Charles : Pensez-vous que les législatives et présidentielles de l'année prochaine pourraient modifier notre politique en matière d'expatriation, bref nous rendre plus attrayant pour nos concitoyens ?
Nous comptons bien que les prochaines échéances électorales seront l'occasion d'un tel débat
extrêmement actuel. Ce monde ouvert est en compétition et la France doit se mettre en ordre de bataille afin d'être aussi attractive que possible vis-à-vis de ses enfants mais aussi des étrangers que nous avons intérêt à accueillir.

Hugues : Comment expliquez vous la politique de bas salaire qui se pratique en France ?
S'il est vrai qu'au niveau européen nos salaires directs sont dans la moyenne, il n'en est pas de même en ce qui concerne le coût économique global pour l'entreprise du fait de l'importance des charges sociales.

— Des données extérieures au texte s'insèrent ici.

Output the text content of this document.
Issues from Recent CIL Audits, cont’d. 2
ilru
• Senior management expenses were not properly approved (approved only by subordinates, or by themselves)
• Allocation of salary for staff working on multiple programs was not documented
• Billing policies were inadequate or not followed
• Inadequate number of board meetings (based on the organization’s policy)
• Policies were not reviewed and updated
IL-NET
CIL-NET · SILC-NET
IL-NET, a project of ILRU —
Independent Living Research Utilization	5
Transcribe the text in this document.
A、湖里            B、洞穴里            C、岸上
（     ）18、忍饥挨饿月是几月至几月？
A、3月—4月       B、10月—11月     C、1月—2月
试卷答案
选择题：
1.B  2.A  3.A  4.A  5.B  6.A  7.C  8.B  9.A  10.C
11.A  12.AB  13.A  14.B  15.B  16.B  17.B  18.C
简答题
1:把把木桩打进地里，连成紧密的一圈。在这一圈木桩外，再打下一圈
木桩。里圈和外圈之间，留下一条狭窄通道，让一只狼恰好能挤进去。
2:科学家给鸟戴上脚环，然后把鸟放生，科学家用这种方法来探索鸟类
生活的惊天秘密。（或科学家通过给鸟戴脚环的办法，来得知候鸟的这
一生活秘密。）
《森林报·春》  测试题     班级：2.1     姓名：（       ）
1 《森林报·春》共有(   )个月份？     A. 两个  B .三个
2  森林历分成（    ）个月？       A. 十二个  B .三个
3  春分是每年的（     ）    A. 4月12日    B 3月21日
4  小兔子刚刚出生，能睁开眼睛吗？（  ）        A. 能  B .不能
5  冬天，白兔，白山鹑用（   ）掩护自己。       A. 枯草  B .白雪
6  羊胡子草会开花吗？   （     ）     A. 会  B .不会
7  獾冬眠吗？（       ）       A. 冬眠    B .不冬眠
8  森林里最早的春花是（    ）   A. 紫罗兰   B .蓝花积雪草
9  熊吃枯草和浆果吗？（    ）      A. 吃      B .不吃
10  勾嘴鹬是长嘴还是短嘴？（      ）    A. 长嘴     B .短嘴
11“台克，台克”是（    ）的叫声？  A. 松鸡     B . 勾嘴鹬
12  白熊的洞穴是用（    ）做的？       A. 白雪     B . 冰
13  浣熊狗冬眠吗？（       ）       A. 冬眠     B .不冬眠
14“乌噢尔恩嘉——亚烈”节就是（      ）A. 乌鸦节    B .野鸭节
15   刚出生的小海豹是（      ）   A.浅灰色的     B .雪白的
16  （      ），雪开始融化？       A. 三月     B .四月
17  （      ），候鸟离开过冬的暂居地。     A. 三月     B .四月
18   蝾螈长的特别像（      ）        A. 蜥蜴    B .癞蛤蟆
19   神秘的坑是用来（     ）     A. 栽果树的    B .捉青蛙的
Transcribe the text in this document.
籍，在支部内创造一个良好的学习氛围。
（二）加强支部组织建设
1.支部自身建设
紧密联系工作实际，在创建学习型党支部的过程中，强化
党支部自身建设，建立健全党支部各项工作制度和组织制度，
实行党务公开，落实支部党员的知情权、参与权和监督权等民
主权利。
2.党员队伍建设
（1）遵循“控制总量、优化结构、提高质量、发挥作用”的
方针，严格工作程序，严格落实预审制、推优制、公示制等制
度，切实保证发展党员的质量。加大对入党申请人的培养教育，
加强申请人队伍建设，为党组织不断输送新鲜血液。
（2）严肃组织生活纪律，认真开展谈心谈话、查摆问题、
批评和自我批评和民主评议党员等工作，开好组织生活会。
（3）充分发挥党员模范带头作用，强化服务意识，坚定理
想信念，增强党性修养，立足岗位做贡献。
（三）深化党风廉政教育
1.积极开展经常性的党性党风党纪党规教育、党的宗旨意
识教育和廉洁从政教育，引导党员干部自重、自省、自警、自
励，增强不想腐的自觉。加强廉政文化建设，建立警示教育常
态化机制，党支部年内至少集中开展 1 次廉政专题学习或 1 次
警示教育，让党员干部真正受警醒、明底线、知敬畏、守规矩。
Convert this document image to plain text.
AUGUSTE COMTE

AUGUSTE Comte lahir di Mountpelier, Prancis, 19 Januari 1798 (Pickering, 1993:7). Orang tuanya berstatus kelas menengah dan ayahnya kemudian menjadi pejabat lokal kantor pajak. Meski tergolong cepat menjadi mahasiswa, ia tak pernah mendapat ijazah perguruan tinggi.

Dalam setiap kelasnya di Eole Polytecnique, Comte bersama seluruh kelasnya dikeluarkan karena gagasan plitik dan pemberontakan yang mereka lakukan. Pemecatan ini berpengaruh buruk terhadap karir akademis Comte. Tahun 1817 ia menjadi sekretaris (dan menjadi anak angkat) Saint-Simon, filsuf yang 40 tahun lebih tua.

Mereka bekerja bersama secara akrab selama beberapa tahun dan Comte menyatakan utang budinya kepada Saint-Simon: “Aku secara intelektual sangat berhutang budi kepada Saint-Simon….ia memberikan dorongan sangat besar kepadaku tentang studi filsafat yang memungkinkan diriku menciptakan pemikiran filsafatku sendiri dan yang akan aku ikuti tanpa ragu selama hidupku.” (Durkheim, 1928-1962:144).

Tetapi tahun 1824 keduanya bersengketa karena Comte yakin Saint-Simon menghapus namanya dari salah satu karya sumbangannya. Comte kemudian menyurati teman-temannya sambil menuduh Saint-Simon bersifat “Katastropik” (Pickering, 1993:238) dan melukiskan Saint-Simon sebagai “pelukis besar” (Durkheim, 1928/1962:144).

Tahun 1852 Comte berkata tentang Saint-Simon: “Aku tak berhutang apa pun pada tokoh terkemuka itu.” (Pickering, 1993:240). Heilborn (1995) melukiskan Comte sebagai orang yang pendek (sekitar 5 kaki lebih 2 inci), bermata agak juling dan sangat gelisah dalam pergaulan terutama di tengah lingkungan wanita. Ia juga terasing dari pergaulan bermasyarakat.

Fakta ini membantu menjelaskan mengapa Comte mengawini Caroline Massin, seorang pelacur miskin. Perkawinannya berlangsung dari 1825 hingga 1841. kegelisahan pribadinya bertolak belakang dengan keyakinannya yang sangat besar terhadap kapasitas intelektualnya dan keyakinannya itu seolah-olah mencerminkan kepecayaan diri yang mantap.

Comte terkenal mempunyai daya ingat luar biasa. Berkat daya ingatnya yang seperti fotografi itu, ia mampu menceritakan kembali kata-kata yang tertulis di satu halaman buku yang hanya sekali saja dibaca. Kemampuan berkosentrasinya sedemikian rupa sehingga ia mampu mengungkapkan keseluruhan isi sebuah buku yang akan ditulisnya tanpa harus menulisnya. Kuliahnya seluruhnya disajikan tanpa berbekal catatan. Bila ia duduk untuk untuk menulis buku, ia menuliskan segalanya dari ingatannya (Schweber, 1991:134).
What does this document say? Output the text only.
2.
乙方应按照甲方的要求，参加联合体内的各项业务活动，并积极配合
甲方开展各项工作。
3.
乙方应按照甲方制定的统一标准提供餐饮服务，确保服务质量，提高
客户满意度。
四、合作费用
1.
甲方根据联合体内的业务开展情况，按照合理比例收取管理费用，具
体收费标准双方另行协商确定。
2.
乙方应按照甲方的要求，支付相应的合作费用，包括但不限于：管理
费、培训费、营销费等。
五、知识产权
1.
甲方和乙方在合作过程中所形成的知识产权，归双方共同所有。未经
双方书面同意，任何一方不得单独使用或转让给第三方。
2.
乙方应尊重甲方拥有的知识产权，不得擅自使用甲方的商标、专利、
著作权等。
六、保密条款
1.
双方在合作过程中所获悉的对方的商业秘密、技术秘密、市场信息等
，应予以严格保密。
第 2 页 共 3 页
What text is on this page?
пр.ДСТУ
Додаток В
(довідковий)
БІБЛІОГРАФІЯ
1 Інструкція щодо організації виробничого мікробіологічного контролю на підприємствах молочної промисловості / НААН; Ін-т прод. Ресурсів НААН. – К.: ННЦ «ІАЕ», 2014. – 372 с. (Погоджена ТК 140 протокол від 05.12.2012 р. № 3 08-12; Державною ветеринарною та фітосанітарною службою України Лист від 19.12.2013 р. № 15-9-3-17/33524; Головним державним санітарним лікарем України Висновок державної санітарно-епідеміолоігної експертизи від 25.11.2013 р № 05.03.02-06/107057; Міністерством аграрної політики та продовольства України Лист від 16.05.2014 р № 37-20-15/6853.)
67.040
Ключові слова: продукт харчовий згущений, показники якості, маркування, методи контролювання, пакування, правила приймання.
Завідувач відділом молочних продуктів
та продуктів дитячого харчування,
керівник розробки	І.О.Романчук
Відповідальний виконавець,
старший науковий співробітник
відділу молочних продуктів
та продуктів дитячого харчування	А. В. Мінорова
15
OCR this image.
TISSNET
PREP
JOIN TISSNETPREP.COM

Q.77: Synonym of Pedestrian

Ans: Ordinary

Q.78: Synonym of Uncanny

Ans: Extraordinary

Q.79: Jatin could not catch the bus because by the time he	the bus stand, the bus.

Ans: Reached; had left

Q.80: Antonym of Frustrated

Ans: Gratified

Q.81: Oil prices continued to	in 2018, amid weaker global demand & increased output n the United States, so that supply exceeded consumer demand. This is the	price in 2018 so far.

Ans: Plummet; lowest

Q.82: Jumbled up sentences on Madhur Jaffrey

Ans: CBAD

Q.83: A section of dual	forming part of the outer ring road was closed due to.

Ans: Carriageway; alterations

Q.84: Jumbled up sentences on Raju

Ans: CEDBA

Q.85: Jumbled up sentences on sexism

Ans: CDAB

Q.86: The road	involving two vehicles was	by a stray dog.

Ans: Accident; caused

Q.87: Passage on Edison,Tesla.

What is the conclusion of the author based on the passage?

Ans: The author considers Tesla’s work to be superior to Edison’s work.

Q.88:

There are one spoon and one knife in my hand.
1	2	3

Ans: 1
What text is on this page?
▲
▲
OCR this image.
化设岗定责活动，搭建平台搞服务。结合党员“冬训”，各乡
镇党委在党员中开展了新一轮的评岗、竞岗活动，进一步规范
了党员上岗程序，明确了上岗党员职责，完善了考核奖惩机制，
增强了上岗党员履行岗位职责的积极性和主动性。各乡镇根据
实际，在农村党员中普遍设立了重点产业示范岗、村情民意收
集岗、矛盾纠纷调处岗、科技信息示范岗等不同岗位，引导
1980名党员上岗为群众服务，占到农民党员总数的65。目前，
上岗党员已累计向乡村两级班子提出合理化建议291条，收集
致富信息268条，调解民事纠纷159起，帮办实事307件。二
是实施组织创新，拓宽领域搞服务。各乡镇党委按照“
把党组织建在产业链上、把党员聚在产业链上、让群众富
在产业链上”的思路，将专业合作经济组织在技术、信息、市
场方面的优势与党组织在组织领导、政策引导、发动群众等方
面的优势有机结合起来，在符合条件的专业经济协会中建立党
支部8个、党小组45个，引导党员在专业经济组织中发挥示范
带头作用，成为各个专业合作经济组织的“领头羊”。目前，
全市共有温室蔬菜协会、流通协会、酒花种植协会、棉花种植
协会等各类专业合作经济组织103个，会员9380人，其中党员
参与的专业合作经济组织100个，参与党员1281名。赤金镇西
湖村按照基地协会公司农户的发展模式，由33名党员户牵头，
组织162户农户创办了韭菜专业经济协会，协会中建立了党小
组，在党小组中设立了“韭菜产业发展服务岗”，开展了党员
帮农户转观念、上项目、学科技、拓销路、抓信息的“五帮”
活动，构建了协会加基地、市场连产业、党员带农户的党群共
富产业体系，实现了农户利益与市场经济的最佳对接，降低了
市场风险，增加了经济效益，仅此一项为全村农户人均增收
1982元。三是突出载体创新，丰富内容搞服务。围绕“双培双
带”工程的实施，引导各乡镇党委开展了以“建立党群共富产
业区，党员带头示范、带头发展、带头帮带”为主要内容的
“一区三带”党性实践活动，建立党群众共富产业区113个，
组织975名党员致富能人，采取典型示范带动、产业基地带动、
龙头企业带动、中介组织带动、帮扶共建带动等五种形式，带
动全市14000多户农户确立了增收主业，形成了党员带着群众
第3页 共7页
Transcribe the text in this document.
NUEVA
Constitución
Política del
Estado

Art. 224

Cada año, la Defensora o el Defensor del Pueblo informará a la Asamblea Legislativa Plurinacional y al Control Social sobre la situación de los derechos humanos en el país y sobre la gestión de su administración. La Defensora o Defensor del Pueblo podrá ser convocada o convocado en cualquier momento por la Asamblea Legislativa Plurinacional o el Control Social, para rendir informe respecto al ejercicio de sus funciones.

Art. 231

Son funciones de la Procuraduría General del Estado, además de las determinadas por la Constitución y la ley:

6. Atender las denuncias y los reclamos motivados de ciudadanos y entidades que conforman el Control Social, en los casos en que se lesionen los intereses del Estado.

Je crois avoir répondu ainsi à votre question.

Siann : Quel est le solde net des cadres travaillant à l'étranger par rapport aux cadres étrangers travaillant en France ?
C'est une excellente question à laquelle je ne suis malheureusement pas capable de répondre précisément. D'autant plus que, vous le savez, la notion de cadre est spécifiquement française.
On estime à 25 000 personnes environ les « impatriés » étrangers à salaire relativement élevé
alors que les statistiques du ministère des Affaires étrangères estiment à 135 000 les cadres et professions intermédiaires expatriés.

Rackété : Comment rester dans un pays dont prés de 50% des parlementaires sont des fonctionnaires (et si l'on compte les professions libérales ce sont près de 60% qui vivent dans un autre monde que leurs concitoyens) et pire 52 ministres sur 53 sont AUSSI des fonctionnaires ? La dichotomie entre gouvernants et gouvernés augmente de mois en mois..
Compte tenu de mon propre parcours, je ne puis qu'abonder dans votre sens, les règles du jeu sont telles que les hommes et les femmes d'entreprises ne peuvent en général pas quitter leurs responsabilités pour entrer en politique sans prendre le risque de se retrouver assis entre deux chaises en cas d'échec. On sait qu'au contraire, les fonctionnaires ont un filet de sécurité ou, si vous préférez, un élastique. Ceci est aussi un problème qui devrait faire l'objet d'un débat fondamental à l'occasion des prochaines échéances électorales.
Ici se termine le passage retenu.